A inteligência artificial intensifica a crise da aura:
ela não apenas nos distancia da obra, mas do próprio gesto de criar.
Quando o ritual desaparece, o burnout emerge
É aqui que Byung-Chul Han entra como segunda lente do nosso olhar.
Em A Desaparição dos Rituais, ele argumenta que os rituais são formas de “habitar o mundo simbolicamente”. Eles criam tempo. Criam espaço. Criam pertencimento.
Mas, segundo ele, o mundo neoliberal e performático destrói esses rituais. Tudo vira tarefa. Tudo é mensurado. Tudo é sujeito a um “prazo”.
Não há mais tempo circular — só linearidade produtiva.
Não há mais cerimônia — só stories.
Não há mais repetição significativa — só feed infinito.
Na ausência de ritual, nos perdemos de nós mesmos.
A alma cansa. O corpo colapsa.
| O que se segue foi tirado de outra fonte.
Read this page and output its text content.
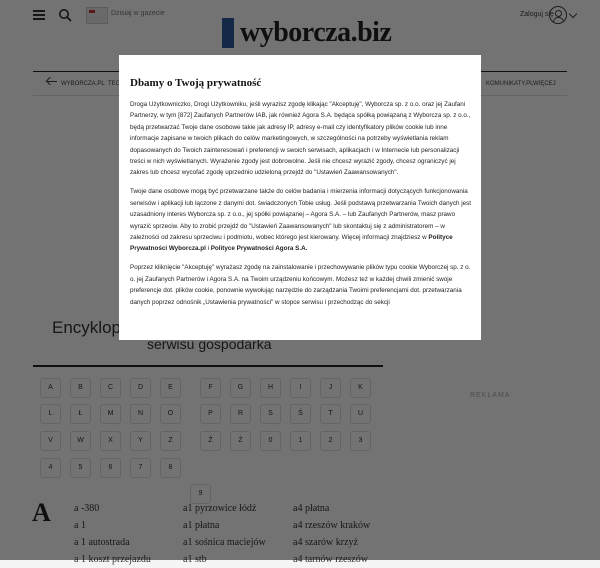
Dbamy o Twoją prywatność

Droga Użytkowniczko, Drogi Użytkowniku, jeśli wyrazisz zgodę klikając "Akceptuję", Wyborcza sp. z o.o. oraz jej Zaufani Partnerzy, w tym [872] Zaufanych Partnerów IAB, jak również Agora S.A. będąca spółką powiązaną z Wyborcza sp. z o.o., będą przetwarzać Twoje dane osobowe takie jak adresy IP, adresy e-mail czy identyfikatory plików cookie lub inne informacje zapisane w twoich plikach do celów marketingowych, w szczególności na potrzeby wyświetlania reklam dopasowanych do Twoich zainteresowań i preferencji w swoich serwisach, aplikacjach i w Internecie lub personalizacji treści w nich wyświetlanych. Wyrażenie zgody jest dobrowolne. Jeśli nie chcesz wyrazić zgody, chcesz ograniczyć jej zakres lub chcesz wycofać zgodę uprzednio udzieloną przejdź do "Ustawień Zaawansowanych".

Twoje dane osobowe mogą być przetwarzane także do celów badania i mierzenia informacji dotyczących funkcjonowania serwisów i aplikacji lub łączone z danymi dot. świadczonych Tobie usług. Jeśli podstawą przetwarzania Twoich danych jest uzasadniony interes Wyborcza sp. z o.o., jej spółki powiązanej – Agora S.A. – lub Zaufanych Partnerów, masz prawo wyrazić sprzeciw. Aby to zrobić przejdź do "Ustawień Zaawansowanych" lub skontaktuj się z administratorem – w zależności od zakresu sprzeciwu i podmiotu, wobec którego jest kierowany. Więcej informacji znajdziesz w Polityce Prywatności Wyborcza.pl i Polityce Prywatności Agora S.A.

Poprzez kliknięcie "Akceptuję" wyrażasz zgodę na zainstalowanie i przechowywanie plików typu cookie Wyborczej sp. z o. o. jej Zaufanych Partnerów i Agora S.A. na Twoim urządzeniu końcowym. Możesz też w każdej chwili zmienić swoje preferencje dot. plików cookie, ponownie wywołując narzędzie do zarządzania Twoimi preferencjami dot. przetwarzania danych poprzez odnośnik „Ustawienia prywatności" w stopce serwisu i przechodząc do sekcji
A mente dispersa.
E quando isso acontece em paralelo à criação de imagens, palavras e sons por máquinas, o esvaziamento é duplo:
• A arte perde sua aura
• A vida perde seu ritual
E o que sobra é ruído.
A IA como fim ou reinvenção do ritual?
Mas e se…
E se a inteligência artificial não for apenas a destruição do ritual, mas também uma chance de reinvenção?
E se o prompt — aquela pequena oração que dizemos à máquina — puder ser o início de um novo tipo de ritual?
E se a intenção que colocamos na colaboração com a IA for o que determina se o gesto será vazio ou significativo?
A IA, como qualquer tecnologia, não é neutra, mas tampouco é destino.
É espelho e é possibilidade.
Se escrevemos com ela em transe, ansiosos por resultado, com pressa de viralizar — a aura se dissolve.
Mas se criamos com ela em estado de atenção, pausa e presença — talvez surja um novo tipo de aura.
Uma aura relacional, nascida da tensão entre humano e máquina.
Um ritual digital, que não nega a tecnologia, mas a habita com consciência.
E o burnout? E o tempo? E o corpo?
A crise da aura e do ritual não é apenas estética — é existencial.
Quando perdemos o ritmo, perdemos o corpo.
Quando perdemos a pausa, perdemos a escuta.
Quando tudo é tarefa, até a arte nos adoece.
O burnout, nesse contexto, é o sintoma de um mundo sem tempo simbólico.
Por isso, a busca por novas formas de habitar o tempo — mesmo entre algoritmos — não é luxo poético. É urgência vital.
A tecnologia vai seguir avançando. Mas somos nós que escolhemos como nos relacionamos com ela.
Podemos continuar produzindo sem pausa — ou podemos inventar novas formas de presença.
Podemos criar para o feed — ou podemos criar para sentido.
Podemos apenas repetir — ou podemos ritualizar o gesto de criar, mesmo com a IA.
Conclusão: o reencantamento começa no gesto
Benjamin nos ensinou que a aura se perde com a reprodução.
Han nos alertou que o ritual morre no ritmo da performance.
Mas talvez — só talvez — o que se perde, possa ser reimaginado.
O encantamento do presente está no gesto que recusa a pressa.
Está no tempo estendido.
No corpo escutado.
Na intenção clara.
E, sim, também pode estar no prompt — se ele vier da alma.
Criar com IA não precisa ser abdicar do humano.
Pode ser uma aliança poética, uma trégua tecnológica, um ritual reencantado.
Porque no fundo, a pergunta não é o que a máquina pode fazer.
A pergunta é:
o que você deseja colocar no mundo — e como quer ser transformada por esse gesto?